The Fed will keep a close watch on the US jobs data and the inflation numbers . In case there is a bit of slowdown , chances are Fed will need to postpone any interest rate hike for now.
The global markets will also watch the Fed action and react to the same .
Oil is struggling to stabilize at current levels. Suddenly all asset prices has got linked to Oil . The fear of low Oil and subsequent destabilization in the economies of Oil producing countries, far outweighs the benefits of lower Oil prices .
Indian equity markets are expected to open in the positive territory . In the medium term the possibility of the market moving up from here is more that any sharp correction .
NIFTY long positions can keep a stop loss of 7150 with a target of 7700 for March series
Oil has successfully bounced back above USD 30. While we have experts prediction ranging from USD 10 to USD 50 , it only reflects the lack of consensus on the demand supply situation .
The fundamentals of Oil is weak and will remain so . However the point to debate is how weak . Commodities like Oil also generate a lot of speculative interest and this forces the price much beyond fundamentals . Thus fall in Oil prices triggers further sales on derivatives side , and if enough traders believe in the correction and join the short selling brandwagon it results in a snowball effect . The opposite happens when the price moves up . All of a sudden stop losses get triggered on the short positions . This results in so called short covering rally .
In the long run fundamentals will decide the market equilibrium . However one has to survive the short term to think of the long term . Thus capital preservation and risk management are the most important cornerstone of any trading strategy .
Indian equity sold off in line with the global sell off. However these are very low levels and any short position may be caught in the wrong foot. Covering shorts and taking your profits may be a good strategy .
One may start building small long positions with buying calls in anticipation of some budget linked rally in Indian equity . But keep an eye on Fed , Oil and China all of which can spoil the part before it ever begins.
The hope of some agreement on production cuts in oil dwindled . In response Oil gave up almost all the gains of the past few days . The markets which had moved up in the past buoyed by Japan central banks negative interest rates and stronger oil prices came down sharply.

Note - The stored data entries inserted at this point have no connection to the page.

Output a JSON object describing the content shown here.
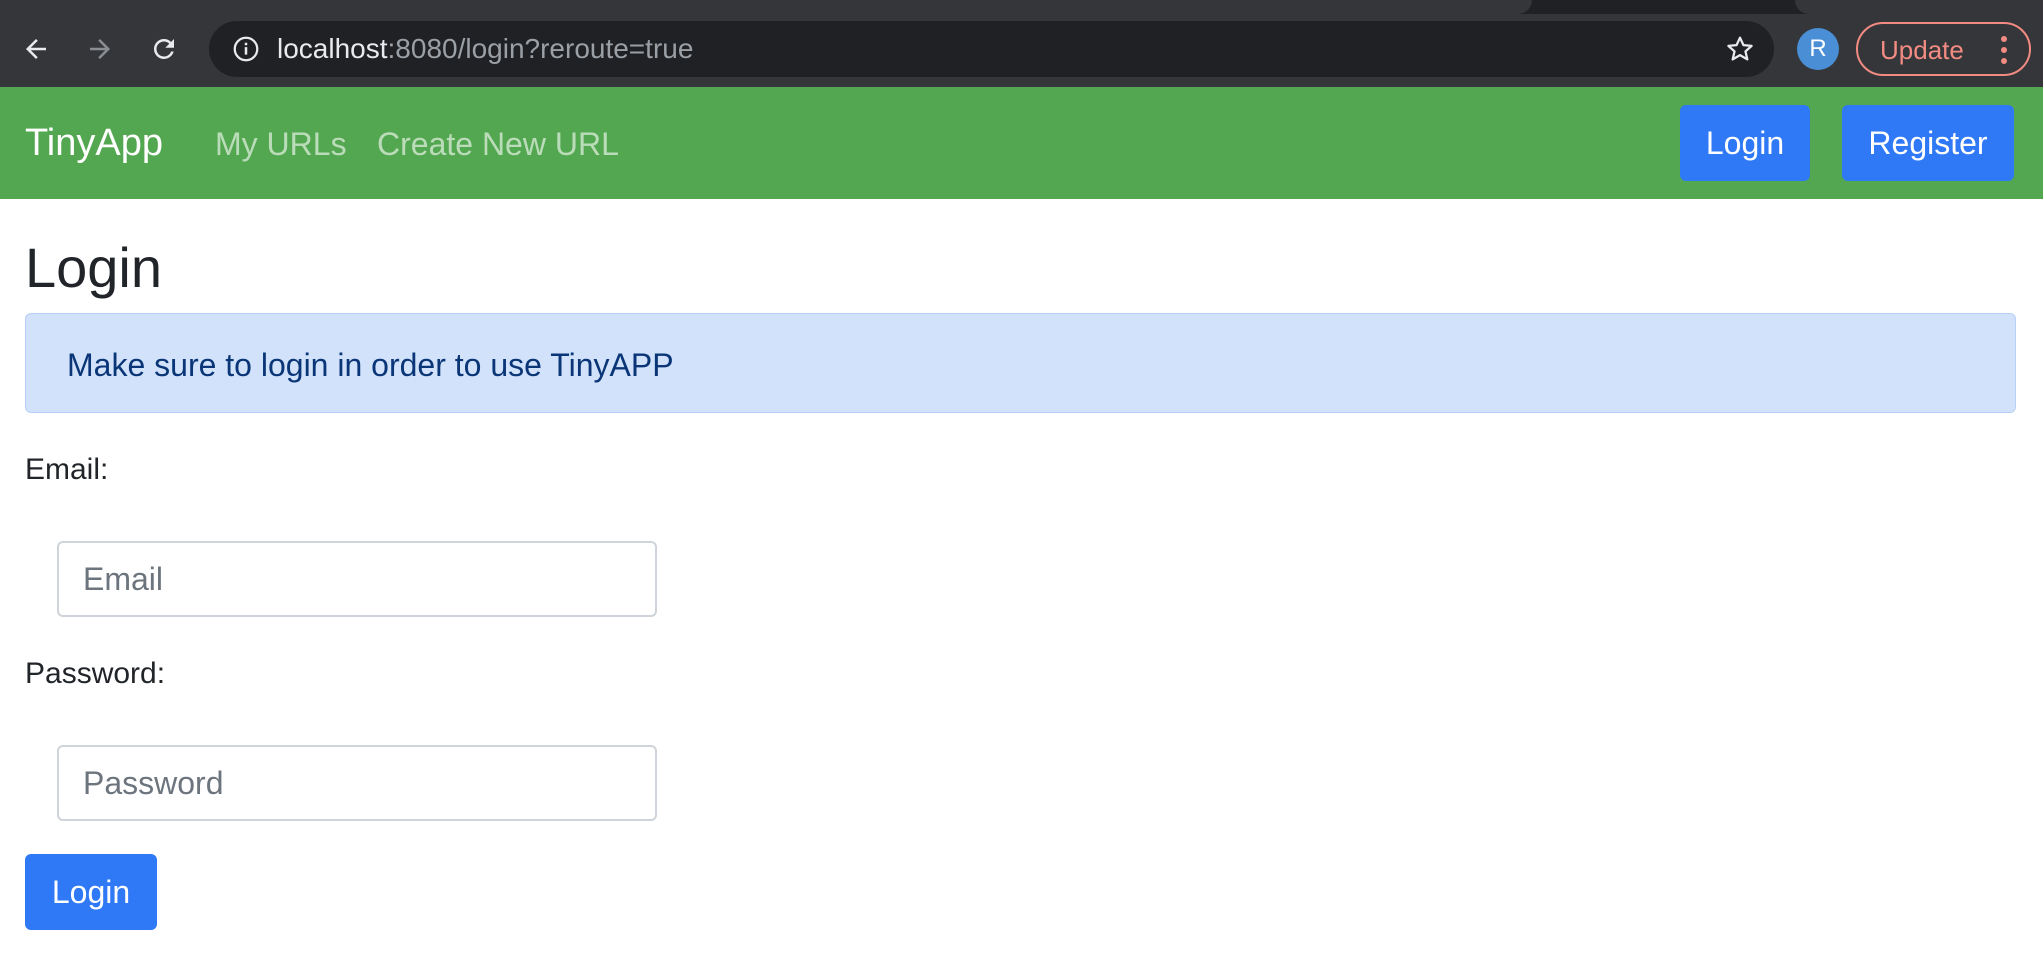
{
  "browser": {
    "url_host": "localhost",
    "url_rest": ":8080/login?reroute=true",
    "profile_initial": "R",
    "update_label": "Update"
  },
  "navbar": {
    "brand": "TinyApp",
    "links": [
      "My URLs",
      "Create New URL"
    ],
    "login_label": "Login",
    "register_label": "Register",
    "background_color": "#54a751",
    "button_color": "#2f79f6"
  },
  "page": {
    "title": "Login",
    "alert_text": "Make sure to login in order to use TinyAPP",
    "form": {
      "email_label": "Email:",
      "email_placeholder": "Email",
      "email_value": "",
      "password_label": "Password:",
      "password_placeholder": "Password",
      "password_value": "",
      "submit_label": "Login"
    }
  },
  "icons": [
    "back-arrow-icon",
    "forward-arrow-icon",
    "reload-icon",
    "info-icon",
    "star-icon",
    "more-vert-icon"
  ]
}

In India Indian Central bank RBI spoiled the party . RBI kept interest rates constant . However many felt an aggressive interest rate cut at this point would have provided the required liquidity support before the budget . The banking shares moved up in a bit of short covering . However ny the end of the day , the market was deeply in red .

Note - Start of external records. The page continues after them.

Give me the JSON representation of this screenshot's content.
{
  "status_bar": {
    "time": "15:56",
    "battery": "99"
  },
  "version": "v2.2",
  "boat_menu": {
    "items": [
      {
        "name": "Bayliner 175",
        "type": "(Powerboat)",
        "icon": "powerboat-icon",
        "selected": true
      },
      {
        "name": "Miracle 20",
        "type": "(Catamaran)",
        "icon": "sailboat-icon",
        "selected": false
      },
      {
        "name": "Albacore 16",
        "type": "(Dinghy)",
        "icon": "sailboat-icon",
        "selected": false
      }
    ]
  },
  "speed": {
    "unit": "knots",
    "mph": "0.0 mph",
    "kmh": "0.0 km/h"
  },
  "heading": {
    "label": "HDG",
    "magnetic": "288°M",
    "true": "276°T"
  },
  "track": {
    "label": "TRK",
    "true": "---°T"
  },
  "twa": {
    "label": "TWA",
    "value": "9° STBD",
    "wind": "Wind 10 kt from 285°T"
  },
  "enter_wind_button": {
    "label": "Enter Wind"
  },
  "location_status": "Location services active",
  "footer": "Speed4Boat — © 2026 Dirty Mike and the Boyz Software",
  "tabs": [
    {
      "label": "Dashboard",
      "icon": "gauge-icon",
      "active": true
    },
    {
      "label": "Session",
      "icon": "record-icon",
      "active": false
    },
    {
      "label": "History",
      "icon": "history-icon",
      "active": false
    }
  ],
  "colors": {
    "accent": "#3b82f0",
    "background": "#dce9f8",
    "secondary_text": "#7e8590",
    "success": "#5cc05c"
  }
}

Indian economy continues to recover . The forthcoming budget will also support the market.
Thus the long term story for India remains intact .

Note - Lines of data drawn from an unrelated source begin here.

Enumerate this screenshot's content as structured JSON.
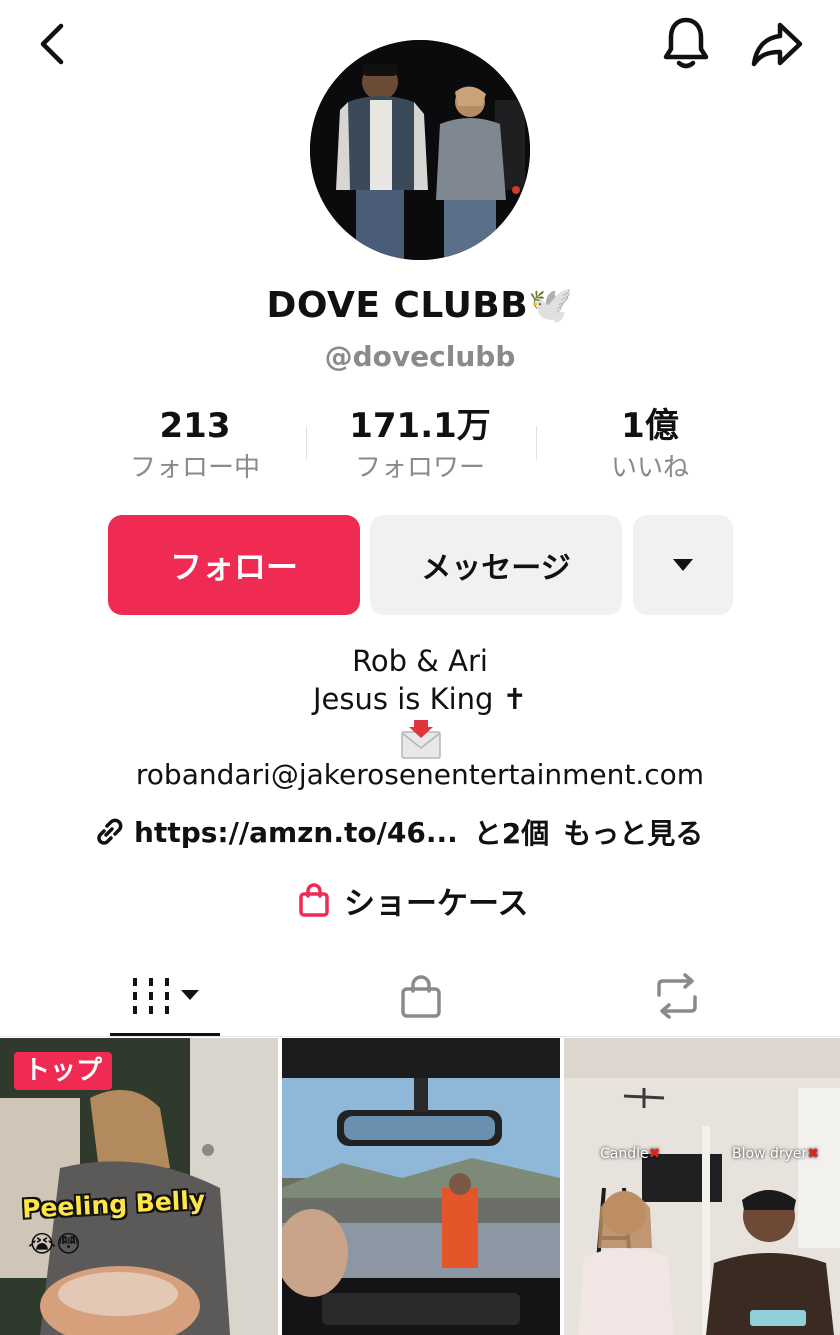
{
  "header": {
    "back_icon": "chevron-left-icon",
    "bell_icon": "bell-icon",
    "share_icon": "share-arrow-icon"
  },
  "profile": {
    "display_name": "DOVE CLUBB🕊️",
    "handle": "@doveclubb"
  },
  "stats": [
    {
      "value": "213",
      "label": "フォロー中"
    },
    {
      "value": "171.1万",
      "label": "フォロワー"
    },
    {
      "value": "1億",
      "label": "いいね"
    }
  ],
  "actions": {
    "follow_label": "フォロー",
    "message_label": "メッセージ",
    "more_icon": "caret-down-icon"
  },
  "bio": {
    "line1": "Rob & Ari",
    "line2": "Jesus is King ✝",
    "icon": "📩",
    "email": "robandari@jakerosenentertainment.com"
  },
  "links": {
    "url": "https://amzn.to/46...",
    "extra": "と2個",
    "more": "もっと見る"
  },
  "showcase": {
    "label": "ショーケース"
  },
  "tabs": [
    {
      "name": "videos",
      "icon": "grid-icon",
      "active": true
    },
    {
      "name": "shop",
      "icon": "shopping-bag-icon",
      "active": false
    },
    {
      "name": "reposts",
      "icon": "repost-icon",
      "active": false
    }
  ],
  "videos": [
    {
      "badge": "トップ",
      "caption": "Peeling Belly",
      "emoji": "😭😳"
    },
    {
      "caption": ""
    },
    {
      "label_left": "Candle",
      "label_right": "Blow dryer",
      "x_mark": "✖"
    }
  ],
  "colors": {
    "accent": "#ef2a53",
    "secondary_button": "#f1f1f2",
    "muted_text": "#8a8a8a"
  }
}
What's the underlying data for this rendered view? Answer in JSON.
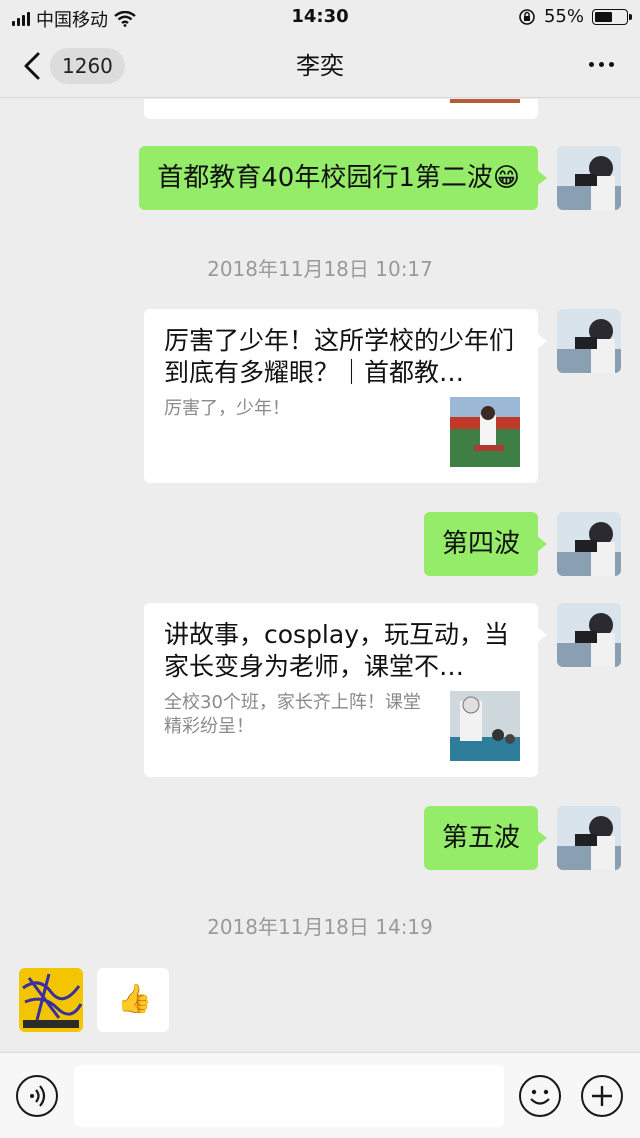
{
  "status_bar": {
    "carrier": "中国移动",
    "time": "14:30",
    "battery_percent": "55%",
    "battery_level": 0.55
  },
  "nav": {
    "unread_count": "1260",
    "title": "李奕"
  },
  "messages": {
    "m1": {
      "text": "首都教育40年校园行1第二波😁"
    },
    "ts1": {
      "text": "2018年11月18日 10:17"
    },
    "card1": {
      "title": "厉害了少年！这所学校的少年们到底有多耀眼？｜首都教…",
      "desc": "厉害了，少年！"
    },
    "m2": {
      "text": "第四波"
    },
    "card2": {
      "title": "讲故事，cosplay，玩互动，当家长变身为老师，课堂不…",
      "desc": "全校30个班，家长齐上阵！课堂精彩纷呈！"
    },
    "m3": {
      "text": "第五波"
    },
    "ts2": {
      "text": "2018年11月18日 14:19"
    },
    "m4": {
      "text": "👍"
    }
  },
  "input": {
    "placeholder": ""
  },
  "colors": {
    "sent_bubble": "#95ec69",
    "background": "#ededed",
    "timestamp": "#9a9a9a"
  }
}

In the immediate short term , the global sell off will affect the Indian equity market .
Traders can initiate NIFTY short positions will strict stop losses.
Indian Equity markets staged a smart recovery on Friday . This is in line with the rally in Global markets after Japan central bank cut interest rates to negative. Banks which maintain excess reserves over the stipulated limit will be charged negative interest rates.
This in turn will inject liquidity in the markets. With central banks of EU and China also promising to inject liquidity we may see a liquidity lead rally.
The central bank of India RBI will announce its interest rates tomorrow. Will RBI reward the market with an interest rate cut ?
China PMI came at 49.4 vs 49.7 in December . This continues contraction is a major cause of for concern .
Nity traders can maintain long positions in view of the liquidity situation and forthcoming Budget .
Long term investors can look at enter the market in the beaten down stocks like SBI , ICICI, HDFC . These are strong banks which will benefit from the overall growth story of India.